One of the more statistical measures that I follow is the NASDAQ McClellan Summation Index (NASI). This Index has largely been under pressure since earlier this year. It recently turned positive (greater than the zero mark) for the first time since July, and according to SentimenTrader's study, that has been a good sign for the bigger picture historically. There are only 8 prior times when the NASI has crossed over 0 for the first time in more than 3 months while the NASDAQ Composite was at a 3-year high, but the NASDAQ was positive every time a year later for a median gain of 21.5%. This again is another measure that seems to support the current, continued market strength. Clearly, this is a very statistical measure, but when one is so consistent, I feel it should be remembered.

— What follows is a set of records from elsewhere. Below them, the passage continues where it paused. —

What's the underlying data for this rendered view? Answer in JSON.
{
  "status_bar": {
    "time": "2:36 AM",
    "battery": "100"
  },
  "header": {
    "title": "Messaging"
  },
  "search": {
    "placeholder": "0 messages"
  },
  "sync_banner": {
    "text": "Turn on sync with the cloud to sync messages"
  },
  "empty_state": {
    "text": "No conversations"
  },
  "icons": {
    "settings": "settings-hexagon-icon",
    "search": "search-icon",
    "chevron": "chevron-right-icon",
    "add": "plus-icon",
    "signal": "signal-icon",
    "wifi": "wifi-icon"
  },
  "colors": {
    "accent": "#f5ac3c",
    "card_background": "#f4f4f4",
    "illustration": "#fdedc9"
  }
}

Another measure I am seeing is the Lowry research report. At the end of last week, Lowry stated that the positive change in market tone so far in early November culminated in price breakouts by mid-cap and small-cap stocks. For the small-caps, it was the first new high since June 8th of this year. And for the mid-caps, it has been since September 2nd. These months of sideways trading and underperformance for both were finally resolved. They went on to show that as strong stocks get stronger, there is now evidence that weaker stocks are also improving. In the final analysis, these next two weeks of November tend to be a little difficult for the markets, but it would seem to be a logical breather for the markets before the final push of strength into the end of the year.
We can focus on the negativity of labor, but as we look under the hood it is clear that we are experiencing a period that is really quite an anomaly where unemployment seems to remain an issue, not due to a lack of jobs, but instead due to a large increase in people who have decided to simply not re-engage in the workforce. I guess if given free money long enough, enough is saved that they don't even want to go back to work. Stranger things have happened, for this I am sure, but this is a truly different situation than I can ever recall experiencing. So, it brings me to do what seems to be the best decision: LISTEN TO THE MONEY, IT SELDOM LIES!